Cotidiano

Papa condena agravamento da fome mundial na pandemia

Redação DM

Publicado em 16 de junho de 2021 às 13:57 | Atualizado há 5 anos

A pandemia provocada pelo Coronavírus agravou a questão da fome em todo o mundo. No Brasil, aparentemente diferenciado pelas safras recordes de grãos, o problema tem a gravidade demonstrada no meio urbano e rural. O Papa Francisco levantou o quadro em mensagem enviada ao ministro polonês do Clima e Ambiente, Michał Kurtyka, segunda-feira, que presidiu os trabalhos da 42ª sessão da Conferência do Fundo das Nações Unidas para a Alimentação e a Agricultura (FAO), programada em modo virtual até 18 de junho.

Em Goiânia, em reunião de diretoria, a Acieg pediu a atenção da sociedade para o amparo às pessoas carentes. Nos templos religiosos e similares do ponto de vista social, há doações crescentes. Mas, todos sabem que não atende a todos. Há milhões de desempregados ou subempregados com a geladeira vazia, passando necessidades juntos com a família, inclusive crianças.

No Brasil, segundo o Cepea, o bom desempenho da agricultura no primeiro trimestre de 2021 elevou o número da população ocupada no segmento primário (“dentro da porteira”) frente ao mesmo período de 2020.

Inclusive, dentre os quatro segmentos (insumos, primário, agroindústria e agrosserviços), o primário foi o único a apresentar aumento na geração de empregos na comparação entre o primeiro trimestre de 2021 e o mesmo período de 2020, de 4,1%. Segundo pesquisadores do Centro de Estudos Avançados em Economia Aplicada, da Esalq/USP, o aumento das ocupações se concentrou nas atividades da agricultura, com destaque para a horticultura, cereais, soja e o grupo de “outras lavouras”.

Segundo o Vatican News, porta-voz do Vaticano, a pandemia é a espinha dorsal da reflexão de Francisco.
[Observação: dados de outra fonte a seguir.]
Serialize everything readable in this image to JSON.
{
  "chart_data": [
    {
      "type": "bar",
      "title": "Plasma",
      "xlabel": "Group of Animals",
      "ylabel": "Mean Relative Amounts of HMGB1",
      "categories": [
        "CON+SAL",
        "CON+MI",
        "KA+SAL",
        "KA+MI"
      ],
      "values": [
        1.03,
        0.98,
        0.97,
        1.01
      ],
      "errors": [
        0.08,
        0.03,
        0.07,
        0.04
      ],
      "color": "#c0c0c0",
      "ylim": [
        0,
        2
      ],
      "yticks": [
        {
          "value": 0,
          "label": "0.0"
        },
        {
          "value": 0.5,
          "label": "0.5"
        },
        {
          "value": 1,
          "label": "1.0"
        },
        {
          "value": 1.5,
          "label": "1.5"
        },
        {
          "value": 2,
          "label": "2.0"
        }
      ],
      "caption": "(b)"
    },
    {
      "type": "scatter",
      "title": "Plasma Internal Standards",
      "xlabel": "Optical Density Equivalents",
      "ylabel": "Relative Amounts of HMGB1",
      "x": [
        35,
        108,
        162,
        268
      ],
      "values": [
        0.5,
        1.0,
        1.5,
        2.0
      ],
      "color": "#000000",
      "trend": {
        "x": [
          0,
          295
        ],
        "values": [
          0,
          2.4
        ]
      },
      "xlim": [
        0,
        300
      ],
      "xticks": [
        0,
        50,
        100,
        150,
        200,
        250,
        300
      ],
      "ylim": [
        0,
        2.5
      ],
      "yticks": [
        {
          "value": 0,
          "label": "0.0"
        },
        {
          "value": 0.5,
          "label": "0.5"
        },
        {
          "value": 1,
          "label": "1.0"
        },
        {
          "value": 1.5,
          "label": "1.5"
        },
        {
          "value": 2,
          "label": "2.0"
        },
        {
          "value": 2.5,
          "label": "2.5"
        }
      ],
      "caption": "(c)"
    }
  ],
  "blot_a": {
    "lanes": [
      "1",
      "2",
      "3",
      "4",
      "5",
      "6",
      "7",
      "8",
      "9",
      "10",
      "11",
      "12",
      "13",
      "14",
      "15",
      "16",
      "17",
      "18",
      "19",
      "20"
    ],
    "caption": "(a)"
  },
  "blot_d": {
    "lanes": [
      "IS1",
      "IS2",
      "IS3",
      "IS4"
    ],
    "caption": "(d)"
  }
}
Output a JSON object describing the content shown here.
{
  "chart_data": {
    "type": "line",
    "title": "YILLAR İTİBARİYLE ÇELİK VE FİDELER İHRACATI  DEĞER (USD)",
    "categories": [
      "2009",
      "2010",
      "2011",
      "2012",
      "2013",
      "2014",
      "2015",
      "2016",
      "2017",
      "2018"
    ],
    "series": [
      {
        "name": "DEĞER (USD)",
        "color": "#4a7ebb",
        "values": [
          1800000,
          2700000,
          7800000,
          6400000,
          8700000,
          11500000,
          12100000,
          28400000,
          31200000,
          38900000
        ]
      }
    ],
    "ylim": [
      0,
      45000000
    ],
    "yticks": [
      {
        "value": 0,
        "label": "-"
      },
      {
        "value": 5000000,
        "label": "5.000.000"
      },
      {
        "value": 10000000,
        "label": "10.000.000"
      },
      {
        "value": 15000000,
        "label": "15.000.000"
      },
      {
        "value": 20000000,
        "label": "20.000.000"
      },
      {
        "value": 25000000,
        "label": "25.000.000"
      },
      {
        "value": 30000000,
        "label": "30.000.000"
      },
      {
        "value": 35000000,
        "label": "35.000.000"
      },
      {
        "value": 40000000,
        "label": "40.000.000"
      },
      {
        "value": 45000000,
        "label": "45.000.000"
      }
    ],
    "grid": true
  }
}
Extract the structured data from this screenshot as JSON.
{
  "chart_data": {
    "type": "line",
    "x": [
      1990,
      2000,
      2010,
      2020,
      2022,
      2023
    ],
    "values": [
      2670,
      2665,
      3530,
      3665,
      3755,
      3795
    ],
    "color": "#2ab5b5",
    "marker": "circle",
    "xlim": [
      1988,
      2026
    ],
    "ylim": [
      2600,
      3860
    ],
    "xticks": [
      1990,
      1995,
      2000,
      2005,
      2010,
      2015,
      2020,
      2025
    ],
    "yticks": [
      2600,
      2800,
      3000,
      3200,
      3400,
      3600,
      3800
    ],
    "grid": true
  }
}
Após décadas de conquistas que infelizmente veem as pessoas não terem “ainda acesso aos alimentos de que necessitam, nem em quantidade nem em qualidade”, e depois que o número de pessoas “em risco de insegurança alimentar aguda” atingiu o máximo em 2020, a crise global desencadeada pela Covid é uma janela de oportunidade para mudar certos modelos.

“Como este quadro pode piorar no futuro para milhões de pessoas”, escreve o Papa, devido, além da Covid, a “conflitos, eventos climáticos extremos e crises econômicas”, eis que “o desenvolvimento de uma economia circular, que garante recursos para todos, incluindo as gerações futuras, e promove o uso de energias renováveis, é vantajoso”.

Sistema alimentar global
Para o Papa a questão principal está em redesenhar “uma economia em escala humana, não apenas sujeita ao lucro, mas ancorada no bem comum, amiga da ética e respeitadora do meio ambiente”. A pandemia deveria ensinar isso: a “inverter a rota seguida até agora”, investindo “num sistema alimentar global capaz de resistir a crises futuras”, afirma.
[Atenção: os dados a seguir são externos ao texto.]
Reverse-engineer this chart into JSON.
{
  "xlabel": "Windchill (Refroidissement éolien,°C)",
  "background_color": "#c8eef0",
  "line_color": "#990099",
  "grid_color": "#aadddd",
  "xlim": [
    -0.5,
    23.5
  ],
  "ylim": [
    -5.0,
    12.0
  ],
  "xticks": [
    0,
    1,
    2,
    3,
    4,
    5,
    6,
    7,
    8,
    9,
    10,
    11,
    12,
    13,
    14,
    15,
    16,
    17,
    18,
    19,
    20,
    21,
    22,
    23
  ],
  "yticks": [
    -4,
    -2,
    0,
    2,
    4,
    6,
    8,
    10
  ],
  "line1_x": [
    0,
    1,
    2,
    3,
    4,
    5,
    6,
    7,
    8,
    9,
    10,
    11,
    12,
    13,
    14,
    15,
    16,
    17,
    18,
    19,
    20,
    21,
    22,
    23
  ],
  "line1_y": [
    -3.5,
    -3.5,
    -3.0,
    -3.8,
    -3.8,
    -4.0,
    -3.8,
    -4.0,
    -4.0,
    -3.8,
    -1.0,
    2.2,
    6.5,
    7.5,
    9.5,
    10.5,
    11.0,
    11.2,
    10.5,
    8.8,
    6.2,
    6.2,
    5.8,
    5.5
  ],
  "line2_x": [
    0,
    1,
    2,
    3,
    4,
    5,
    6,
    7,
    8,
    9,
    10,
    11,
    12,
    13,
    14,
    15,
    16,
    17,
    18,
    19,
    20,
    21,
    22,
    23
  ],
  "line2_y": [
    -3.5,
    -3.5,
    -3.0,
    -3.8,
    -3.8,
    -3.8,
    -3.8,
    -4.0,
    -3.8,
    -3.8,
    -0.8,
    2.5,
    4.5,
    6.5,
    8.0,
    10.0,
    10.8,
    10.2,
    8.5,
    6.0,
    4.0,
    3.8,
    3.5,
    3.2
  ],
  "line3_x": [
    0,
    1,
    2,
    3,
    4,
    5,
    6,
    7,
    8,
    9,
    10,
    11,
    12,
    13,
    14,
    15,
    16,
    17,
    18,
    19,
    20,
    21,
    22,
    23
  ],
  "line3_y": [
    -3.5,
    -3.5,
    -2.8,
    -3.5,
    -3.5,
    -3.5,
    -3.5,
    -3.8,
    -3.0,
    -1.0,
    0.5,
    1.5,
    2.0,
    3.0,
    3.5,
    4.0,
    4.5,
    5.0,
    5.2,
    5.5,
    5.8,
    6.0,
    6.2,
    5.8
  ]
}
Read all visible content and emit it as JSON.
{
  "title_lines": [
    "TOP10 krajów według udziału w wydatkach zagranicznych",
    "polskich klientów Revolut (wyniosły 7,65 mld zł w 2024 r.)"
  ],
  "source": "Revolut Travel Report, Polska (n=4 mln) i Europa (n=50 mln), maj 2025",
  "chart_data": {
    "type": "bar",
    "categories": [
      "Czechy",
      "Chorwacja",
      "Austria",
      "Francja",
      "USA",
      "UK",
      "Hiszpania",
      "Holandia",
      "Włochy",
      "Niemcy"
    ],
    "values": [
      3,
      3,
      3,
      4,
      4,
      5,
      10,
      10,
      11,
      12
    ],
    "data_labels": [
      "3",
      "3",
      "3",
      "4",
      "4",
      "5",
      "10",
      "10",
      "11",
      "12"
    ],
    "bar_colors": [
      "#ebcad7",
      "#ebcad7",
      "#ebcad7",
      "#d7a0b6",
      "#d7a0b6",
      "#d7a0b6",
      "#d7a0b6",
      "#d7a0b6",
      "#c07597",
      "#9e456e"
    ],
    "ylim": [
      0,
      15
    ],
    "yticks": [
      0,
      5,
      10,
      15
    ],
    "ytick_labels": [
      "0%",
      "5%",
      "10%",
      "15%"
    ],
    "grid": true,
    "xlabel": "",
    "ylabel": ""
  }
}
Segundo o pontífice, isso inclui “a promoção de uma agricultura sustentável e diversificada” que leva em conta “o papel precioso da agricultura familiar e das comunidades rurais”.
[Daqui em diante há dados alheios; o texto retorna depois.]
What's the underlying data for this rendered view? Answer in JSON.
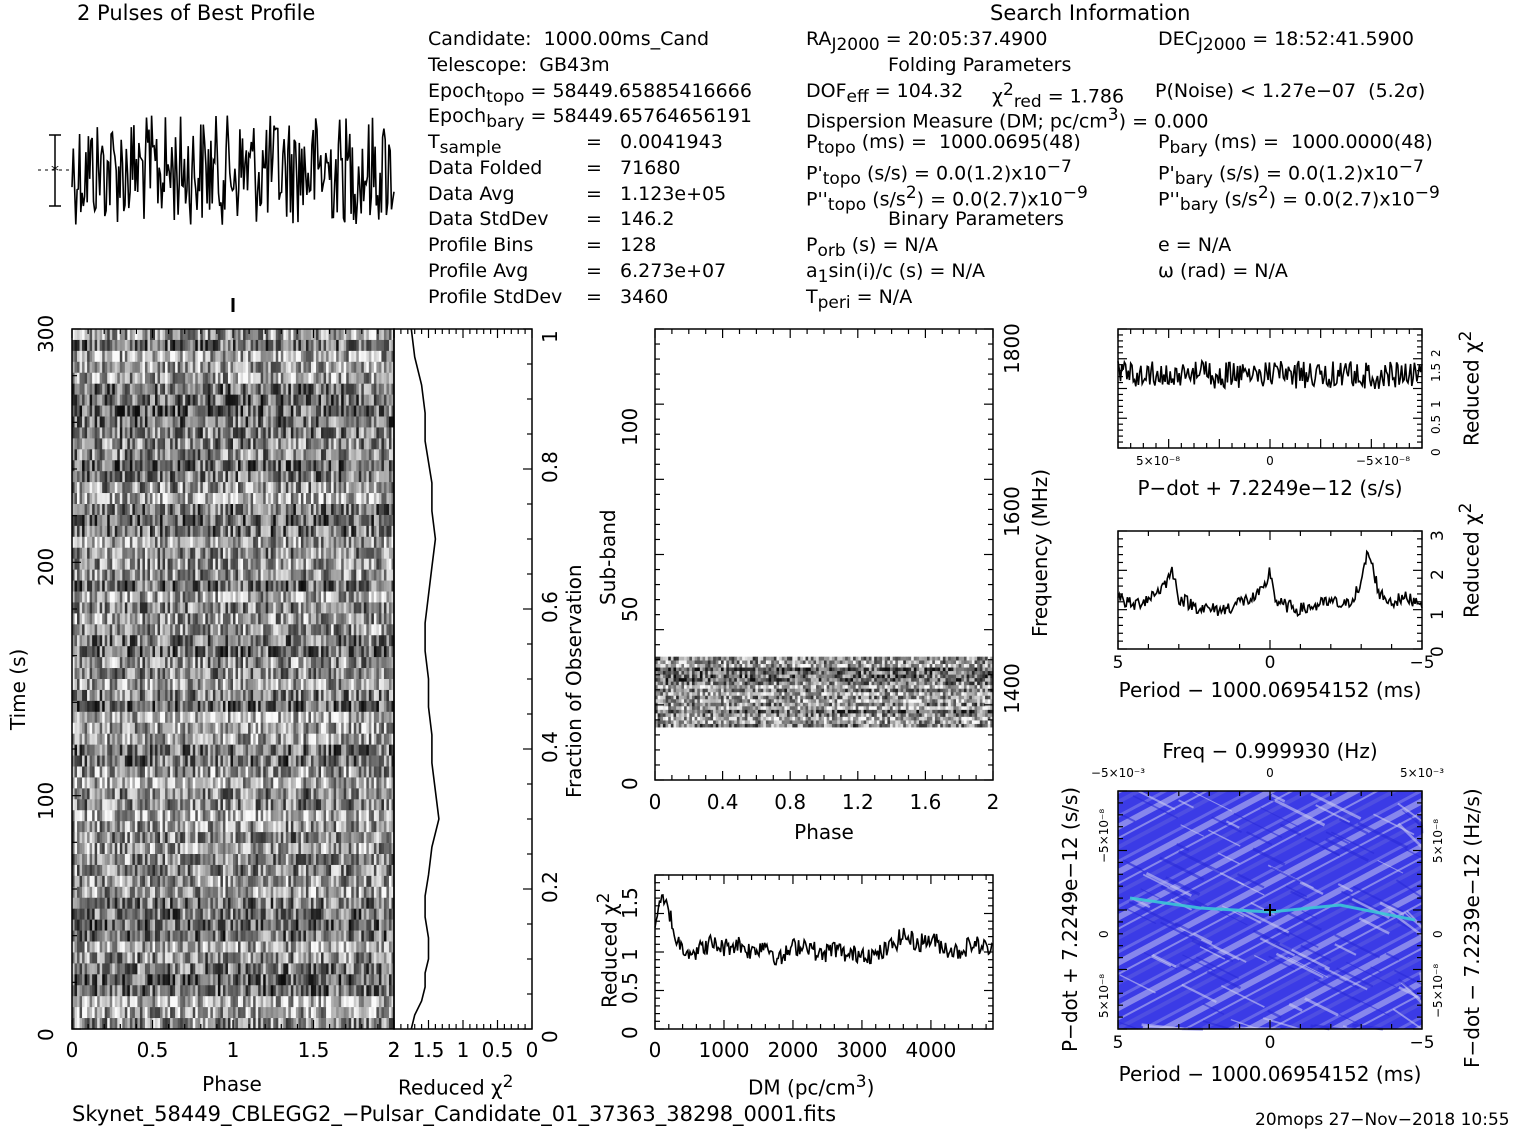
{
  "header": {
    "profile_title": "2 Pulses of Best Profile",
    "search_title": "Search Information"
  },
  "candidate_info": {
    "candidate": "Candidate:  1000.00ms_Cand",
    "telescope": "Telescope:  GB43m",
    "epoch_topo": "Epoch",
    "epoch_topo_sub": "topo",
    "epoch_topo_val": " = 58449.65885416666",
    "epoch_bary": "Epoch",
    "epoch_bary_sub": "bary",
    "epoch_bary_val": " = 58449.65764656191",
    "tsample": "T",
    "tsample_sub": "sample",
    "tsample_val": "=   0.0041943",
    "data_folded_label": "Data Folded",
    "data_folded_val": "=   71680",
    "data_avg_label": "Data Avg",
    "data_avg_val": "=   1.123e+05",
    "data_stddev_label": "Data StdDev",
    "data_stddev_val": "=   146.2",
    "profile_bins_label": "Profile Bins",
    "profile_bins_val": "=   128",
    "profile_avg_label": "Profile Avg",
    "profile_avg_val": "=   6.273e+07",
    "profile_stddev_label": "Profile StdDev",
    "profile_stddev_val": "=   3460"
  },
  "search_info": {
    "ra": "RA",
    "ra_sub": "J2000",
    "ra_val": " = 20:05:37.4900",
    "dec": "DEC",
    "dec_sub": "J2000",
    "dec_val": " = 18:52:41.5900",
    "folding_title": "Folding Parameters",
    "dof": "DOF",
    "dof_sub": "eff",
    "dof_val": " = 104.32",
    "chi2red": "χ",
    "chi2red_sup": "2",
    "chi2red_sub": "red",
    "chi2red_val": " = 1.786",
    "pnoise": "P(Noise) < 1.27e−07  (5.2σ)",
    "dm_line": "Dispersion Measure (DM; pc/cm",
    "dm_line_sup": "3",
    "dm_line_end": ") = 0.000",
    "ptopo": "P",
    "ptopo_sub": "topo",
    "ptopo_val": " (ms) =  1000.0695(48)",
    "pbary": "P",
    "pbary_sub": "bary",
    "pbary_val": " (ms) =  1000.0000(48)",
    "pdtopo": "P'",
    "pdtopo_sub": "topo",
    "pdtopo_val": " (s/s) = 0.0(1.2)x10",
    "pdtopo_exp": "−7",
    "pdbary": "P'",
    "pdbary_sub": "bary",
    "pdbary_val": " (s/s) = 0.0(1.2)x10",
    "pdbary_exp": "−7",
    "pddtopo": "P''",
    "pddtopo_sub": "topo",
    "pddtopo_val": " (s/s",
    "pddtopo_sup": "2",
    "pddtopo_val2": ") = 0.0(2.7)x10",
    "pddtopo_exp": "−9",
    "pddbary": "P''",
    "pddbary_sub": "bary",
    "pddbary_val": " (s/s",
    "pddbary_sup": "2",
    "pddbary_val2": ") = 0.0(2.7)x10",
    "pddbary_exp": "−9",
    "binary_title": "Binary Parameters",
    "porb": "P",
    "porb_sub": "orb",
    "porb_val": " (s) = N/A",
    "ecc": "e = N/A",
    "a1": "a",
    "a1_sub": "1",
    "a1_val": "sin(i)/c (s) = N/A",
    "omega": "ω (rad) = N/A",
    "tperi": "T",
    "tperi_sub": "peri",
    "tperi_val": " = N/A"
  },
  "footer": {
    "filename": "Skynet_58449_CBLEGG2_−Pulsar_Candidate_01_37363_38298_0001.fits",
    "stamp": "20mops 27−Nov−2018 10:55"
  },
  "colors": {
    "ink": "#000000",
    "ppdot_bg": "#3b3be6",
    "ppdot_light": "#b7b7ee",
    "ppdot_peak": "#3cc7d6"
  },
  "chart_data": [
    {
      "id": "pulse-profile",
      "type": "line",
      "title": "2 Pulses of Best Profile",
      "x": "phase 0 to 2, 256 bins",
      "values": [],
      "note_values": "noise-like profile, no strong pulse"
    },
    {
      "id": "time-phase",
      "type": "heatmap",
      "xlabel": "Phase",
      "ylabel": "Time (s)",
      "xlim": [
        0,
        2
      ],
      "ylim": [
        0,
        300
      ],
      "xticks": [
        "0",
        "0.5",
        "1",
        "1.5",
        "2"
      ],
      "yticks": [
        "0",
        "100",
        "200",
        "300"
      ]
    },
    {
      "id": "time-chi2",
      "type": "line",
      "xlabel": "Reduced χ",
      "xlabel_sup": "2",
      "ylabel": "Fraction of Observation",
      "xticks": [
        "2",
        "1.5",
        "1",
        "0.5",
        "0"
      ],
      "yticks": [
        "0",
        "0.2",
        "0.4",
        "0.6",
        "0.8",
        "1"
      ],
      "xlim": [
        2,
        0
      ],
      "ylim": [
        0,
        1
      ],
      "x": [
        1.75,
        1.7,
        1.6,
        1.55,
        1.55,
        1.45,
        1.45,
        1.4,
        1.45,
        1.5,
        1.55,
        1.55,
        1.5,
        1.5,
        1.45,
        1.45,
        1.4,
        1.35,
        1.45,
        1.5,
        1.55,
        1.55,
        1.5,
        1.5,
        1.55,
        1.55,
        1.6,
        1.7,
        1.75
      ],
      "y": [
        1.0,
        0.96,
        0.92,
        0.88,
        0.84,
        0.78,
        0.74,
        0.7,
        0.66,
        0.62,
        0.58,
        0.54,
        0.5,
        0.46,
        0.42,
        0.38,
        0.34,
        0.3,
        0.26,
        0.22,
        0.19,
        0.16,
        0.13,
        0.1,
        0.08,
        0.06,
        0.04,
        0.02,
        0.0
      ]
    },
    {
      "id": "subband-phase",
      "type": "heatmap",
      "xlabel": "Phase",
      "ylabel": "Sub-band",
      "ylabel_right": "Frequency (MHz)",
      "xlim": [
        0,
        2
      ],
      "ylim": [
        0,
        128
      ],
      "xticks": [
        "0",
        "0.4",
        "0.8",
        "1.2",
        "1.6",
        "2"
      ],
      "yticks": [
        "0",
        "50",
        "100"
      ],
      "yticks_right": [
        "1400",
        "1600",
        "1800"
      ],
      "filled_subbands": [
        15,
        35
      ]
    },
    {
      "id": "dm-chi2",
      "type": "line",
      "xlabel": "DM (pc/cm",
      "xlabel_sup": "3",
      "xlabel_end": ")",
      "ylabel": "Reduced χ",
      "ylabel_sup": "2",
      "xlim": [
        0,
        4900
      ],
      "ylim": [
        0,
        1.8
      ],
      "xticks": [
        "0",
        "1000",
        "2000",
        "3000",
        "4000"
      ],
      "yticks": [
        "0",
        "0.5",
        "1",
        "1.5"
      ],
      "x": [
        0,
        100,
        200,
        300,
        400,
        600,
        800,
        1000,
        1200,
        1400,
        1600,
        1800,
        2000,
        2200,
        2400,
        2600,
        2800,
        3000,
        3200,
        3400,
        3600,
        3800,
        4000,
        4200,
        4400,
        4600,
        4800,
        4900
      ],
      "y": [
        1.25,
        1.5,
        1.4,
        1.05,
        0.95,
        0.9,
        1.0,
        0.95,
        1.0,
        0.9,
        1.0,
        0.8,
        0.95,
        1.0,
        0.85,
        0.95,
        0.85,
        0.9,
        0.85,
        0.95,
        1.1,
        1.0,
        1.05,
        0.95,
        0.9,
        1.0,
        0.95,
        0.9
      ]
    },
    {
      "id": "pdot-chi2",
      "type": "line",
      "xlabel": "P−dot + 7.2249e−12 (s/s)",
      "ylabel": "Reduced χ",
      "ylabel_sup": "2",
      "xticks": [
        "5×10⁻⁸",
        "0",
        "−5×10⁻⁸"
      ],
      "yticks": [
        "0",
        "0.5",
        "1",
        "1.5",
        "2"
      ],
      "xlim": [
        6.5e-08,
        -6.5e-08
      ],
      "ylim": [
        0,
        2.3
      ]
    },
    {
      "id": "period-chi2",
      "type": "line",
      "xlabel": "Period − 1000.06954152 (ms)",
      "ylabel": "Reduced χ",
      "ylabel_sup": "2",
      "xticks": [
        "5",
        "0",
        "−5"
      ],
      "yticks": [
        "0",
        "1",
        "2",
        "3"
      ],
      "xlim": [
        5,
        -5
      ],
      "ylim": [
        0,
        3
      ],
      "x": [
        5,
        4.5,
        4,
        3.5,
        3.2,
        3,
        2.5,
        2,
        1.5,
        1,
        0.5,
        0.2,
        0,
        -0.2,
        -0.5,
        -1,
        -1.5,
        -2,
        -2.5,
        -3,
        -3.2,
        -3.4,
        -3.6,
        -4,
        -4.5,
        -5
      ],
      "y": [
        1.3,
        1.1,
        1.3,
        1.6,
        2.0,
        1.3,
        1.1,
        1.0,
        1.0,
        1.2,
        1.3,
        1.5,
        2.0,
        1.2,
        1.1,
        1.0,
        1.1,
        1.2,
        1.1,
        1.6,
        2.5,
        2.0,
        1.4,
        1.2,
        1.3,
        1.2
      ]
    },
    {
      "id": "ppdot-plane",
      "type": "heatmap",
      "title": "Freq − 0.999930 (Hz)",
      "xlabel": "Period − 1000.06954152 (ms)",
      "ylabel": "P−dot + 7.2249e−12 (s/s)",
      "ylabel_right": "F−dot − 7.2239e−12 (Hz/s)",
      "xticks": [
        "5",
        "0",
        "−5"
      ],
      "xticks_top": [
        "−5×10⁻³",
        "0",
        "5×10⁻³"
      ],
      "yticks": [
        "−5×10⁻⁸",
        "0",
        "5×10⁻⁸"
      ],
      "yticks_right": [
        "5×10⁻⁸",
        "0",
        "−5×10⁻⁸"
      ]
    }
  ]
}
Francisco observa que são “exatamente aqueles que produzem alimentos que sofrem com a falta ou escassez de alimentos, aqueles três quartos dos pobres do mundo que dependem principalmente da agricultura para seu sustento que, no entanto, estão isolados dos mercados, da propriedade da terra, dos recursos financeiros, das infra-estruturas e das tecnologias”.